Lançado em 2013, “José” foi seu terceiro trabalho, e “No romper da madrugada”, de 2015, foi seu quarto álbum, o que mais gosto. O disco conta com onze músicas autorais e letras que falam de amor, diversidade, ecumenismo e boemia.
“Eu sou madeira,
Eu sou madeira de lei que Deus mandou
Pra Fazer samba bonito a noite inteira” …
Da primeira faixa “Madeira de Lei”, música que abre o disco com muita elegância e cadência.
A música título é seu convite a boemia;
“Quando a lua lá no céu anunciar a batucada,
samba de cuíca no romper da madrugada.
Samba pra mi iô iô, Samba iá iá.
Eu quero ver você Chorar” …
Produzido pelo Nino e com arranjos do excelente músico e maestro Ricardo Vieira, ainda conta com a participação do Xangai na faixa Fulorô
… Aquele que planta o bem colhe amor e poesia,
Aquele que fere é quem ferido será um dia…
O álbum tem a participação de músicos de alto nível e ainda traz uma regravação do Noel Rosa “Último Desejo”. Um disco de muito responsa, vibrante e elegante.

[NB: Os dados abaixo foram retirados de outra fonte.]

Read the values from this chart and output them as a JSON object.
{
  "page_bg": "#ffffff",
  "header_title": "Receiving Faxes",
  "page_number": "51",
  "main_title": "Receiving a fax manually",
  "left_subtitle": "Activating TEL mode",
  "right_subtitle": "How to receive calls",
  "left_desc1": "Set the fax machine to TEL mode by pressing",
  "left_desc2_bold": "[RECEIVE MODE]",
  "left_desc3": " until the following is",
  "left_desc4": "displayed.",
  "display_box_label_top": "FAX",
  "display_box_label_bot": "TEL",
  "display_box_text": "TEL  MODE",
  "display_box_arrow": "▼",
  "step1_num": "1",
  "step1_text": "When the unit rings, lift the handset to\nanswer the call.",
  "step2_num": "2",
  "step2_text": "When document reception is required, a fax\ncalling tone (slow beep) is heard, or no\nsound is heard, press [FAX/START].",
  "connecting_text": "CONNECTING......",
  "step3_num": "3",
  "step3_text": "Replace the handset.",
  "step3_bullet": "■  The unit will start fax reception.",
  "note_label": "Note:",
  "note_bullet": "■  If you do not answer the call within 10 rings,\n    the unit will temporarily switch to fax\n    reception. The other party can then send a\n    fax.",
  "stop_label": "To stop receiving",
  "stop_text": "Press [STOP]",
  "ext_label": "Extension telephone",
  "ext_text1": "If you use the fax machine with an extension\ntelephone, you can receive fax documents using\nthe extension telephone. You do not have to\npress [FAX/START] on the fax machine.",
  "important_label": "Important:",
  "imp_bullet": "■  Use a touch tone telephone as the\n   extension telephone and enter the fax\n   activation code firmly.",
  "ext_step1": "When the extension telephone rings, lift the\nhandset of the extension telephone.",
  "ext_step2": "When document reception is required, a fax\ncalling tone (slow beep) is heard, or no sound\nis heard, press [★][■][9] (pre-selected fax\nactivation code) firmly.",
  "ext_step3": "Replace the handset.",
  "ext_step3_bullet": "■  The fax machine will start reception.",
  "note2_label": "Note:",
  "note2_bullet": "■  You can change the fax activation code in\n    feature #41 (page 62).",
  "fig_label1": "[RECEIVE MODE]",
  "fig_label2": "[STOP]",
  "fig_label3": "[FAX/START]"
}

O Nino é um artesão, como uma bordadeira que alinha cada detalhe, cada ponto, cada nó, misturando sons, procurando raízes e suas ligações com o universo, samba, Bossa, Xote, Xaxado, Baião, Coco, embolado, rap e Rock criando música.
Drummond diria que alguns – como Nino – são trigo de qualidade especial, pois servem de alimento constante. A gente fica sentido e relembrando sempre o gosto dessa comida. A citação foi referida a Cartola, mas se aplica sempre a outras boas sementes.
Eu sou o samba, sou natural de Simão Dias, sou o Nino, cidadão do samba universal.